Recognising Web Page Features

Client : Confidential

price-scraper

The Problem

Our client uses web spiders to crawl the Internet to retrieve products and their prices.  This generally involved software development to crawl through the pages of a given web site, to recognise the pages which are products (and which aren’t) and then to identify the product name and price to add to their search engine. Each web spider, for each individual web site, was built on an open source framework but had to be customised by software developers to extract data from that particular site. Since web site structure can vary significantly the code for each spider had to be modified for the unique structure of a web site. For a large number of web sites this can prove costly and requires more software engineers as the number of sites increased. Also since sites sometimes changed structure code had to be modified when any changes were made to a specific web site.
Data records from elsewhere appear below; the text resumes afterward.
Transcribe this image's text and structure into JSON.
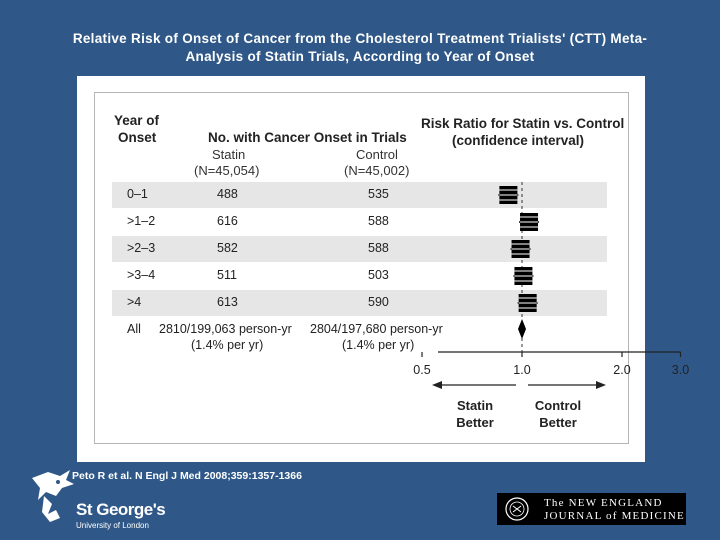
{
  "title": "Relative Risk of Onset of Cancer from the Cholesterol Treatment Trialists' (CTT) Meta-Analysis of Statin Trials, According to Year of Onset",
  "title_line1": "Relative Risk of Onset of Cancer from the Cholesterol Treatment Trialists' (CTT) Meta-",
  "title_line2": "Analysis of Statin Trials, According to Year of Onset",
  "table": {
    "year_header_1": "Year of",
    "year_header_2": "Onset",
    "count_header": "No. with Cancer Onset in Trials",
    "statin_label": "Statin",
    "statin_n": "(N=45,054)",
    "control_label": "Control",
    "control_n": "(N=45,002)",
    "rr_header_1": "Risk Ratio for Statin vs. Control",
    "rr_header_2": "(confidence interval)",
    "rows": [
      {
        "year": "0–1",
        "statin": "488",
        "control": "535"
      },
      {
        "year": ">1–2",
        "statin": "616",
        "control": "588"
      },
      {
        "year": ">2–3",
        "statin": "582",
        "control": "588"
      },
      {
        "year": ">3–4",
        "statin": "511",
        "control": "503"
      },
      {
        "year": ">4",
        "statin": "613",
        "control": "590"
      }
    ],
    "all_row": {
      "year": "All",
      "statin_1": "2810/199,063 person-yr",
      "statin_2": "(1.4% per yr)",
      "control_1": "2804/197,680 person-yr",
      "control_2": "(1.4% per yr)"
    }
  },
  "chart_data": {
    "type": "forest",
    "xscale": "log",
    "xlim": [
      0.5,
      3.0
    ],
    "ticks": [
      "0.5",
      "1.0",
      "2.0",
      "3.0"
    ],
    "tick_values": [
      0.5,
      1.0,
      2.0,
      3.0
    ],
    "reference_line": 1.0,
    "left_label_1": "Statin",
    "left_label_2": "Better",
    "right_label_1": "Control",
    "right_label_2": "Better",
    "estimates": [
      {
        "year": "0–1",
        "rr": 0.91
      },
      {
        "year": ">1–2",
        "rr": 1.05
      },
      {
        "year": ">2–3",
        "rr": 0.99
      },
      {
        "year": ">3–4",
        "rr": 1.01
      },
      {
        "year": ">4",
        "rr": 1.04
      }
    ],
    "overall": {
      "year": "All",
      "rr": 1.0
    }
  },
  "footer": {
    "citation": "Peto R et al. N Engl J Med 2008;359:1357-1366",
    "institution_name": "St George's",
    "institution_sub": "University of London",
    "journal_line1": "The NEW ENGLAND",
    "journal_line2": "JOURNAL of MEDICINE"
  }
}
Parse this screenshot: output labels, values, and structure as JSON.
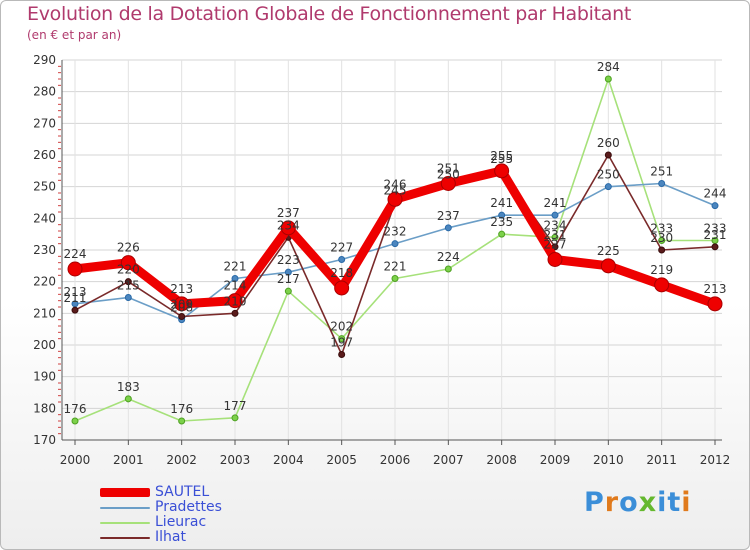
{
  "title": "Evolution de la Dotation Globale de Fonctionnement par Habitant",
  "subtitle": "(en € et par an)",
  "logo": {
    "text": "Proxiti",
    "colors": [
      "#3b8ed8",
      "#e07a1c",
      "#65b82e"
    ]
  },
  "chart_data": {
    "type": "line",
    "title": "Evolution de la Dotation Globale de Fonctionnement par Habitant",
    "ylabel": "(en € et par an)",
    "xlabel": "",
    "x": [
      "2000",
      "2001",
      "2002",
      "2003",
      "2004",
      "2005",
      "2006",
      "2007",
      "2008",
      "2009",
      "2010",
      "2011",
      "2012"
    ],
    "ylim": [
      170,
      290
    ],
    "yticks": [
      170,
      180,
      190,
      200,
      210,
      220,
      230,
      240,
      250,
      260,
      270,
      280,
      290
    ],
    "grid": true,
    "legend_position": "bottom-left",
    "series": [
      {
        "name": "SAUTEL",
        "color": "#ee0000",
        "values": [
          224,
          226,
          213,
          214,
          237,
          218,
          246,
          251,
          255,
          227,
          225,
          219,
          213
        ],
        "labels": [
          "224",
          "226",
          "213",
          "214",
          "237",
          "218",
          "246",
          "251",
          "255",
          "227",
          "225",
          "219",
          "213"
        ]
      },
      {
        "name": "Pradettes",
        "color": "#6b9ec7",
        "values": [
          213,
          215,
          208,
          221,
          223,
          227,
          232,
          237,
          241,
          241,
          250,
          251,
          244
        ],
        "labels": [
          "213",
          "215",
          "208",
          "221",
          "223",
          "227",
          "232",
          "237",
          "241",
          "241",
          "250",
          "251",
          "244"
        ]
      },
      {
        "name": "Lieurac",
        "color": "#a6e17a",
        "values": [
          176,
          183,
          176,
          177,
          217,
          202,
          221,
          224,
          235,
          234,
          284,
          233,
          233
        ],
        "labels": [
          "176",
          "183",
          "176",
          "177",
          "217",
          "202",
          "221",
          "224",
          "235",
          "234",
          "284",
          "233",
          "233"
        ]
      },
      {
        "name": "Ilhat",
        "color": "#7a2a2a",
        "values": [
          211,
          220,
          209,
          210,
          234,
          197,
          245,
          250,
          255,
          231,
          260,
          230,
          231
        ],
        "labels": [
          "211",
          "220",
          "209",
          "210",
          "234",
          "197",
          "245",
          "250",
          "255",
          "231",
          "260",
          "230",
          "231"
        ]
      }
    ]
  }
}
The issue was that each web site containing products was different from other web sites. For example, product names and product prices can appear in different positions on a page as can prices. Sometimes there are also multiple prices on a page for items like delivery or to show a discount. The client determined that each web site would require custom programming due to these differences.

We were able to suggest a machine learning approach to the problem.

The Solution

Our solution to this client problem was to take away the reliance on software engineers to build scripts for every web site by automating the process of recognising products and their prices so that scripts for crawling web sites could be built automatically.

This was done by first training a classification machine learning algorithm to recognise the difference between product pages and non-product pages based on a number of example pages. The algorithm achieved a high degree of accuracy in determining which pages on a given e-commerce site were product pages and which were not.

This machine learning system then feeds product pages to a second classification system which had be trained to learn how to recognise product names and product prices from the page.  Product names and prices are then extracted for storage in a web search system.

The system cuts the time to incorporate product from a new website by more than 90% and allows a far larger number of sites to be crawled, at a lower cost, than the previous hand coded solution.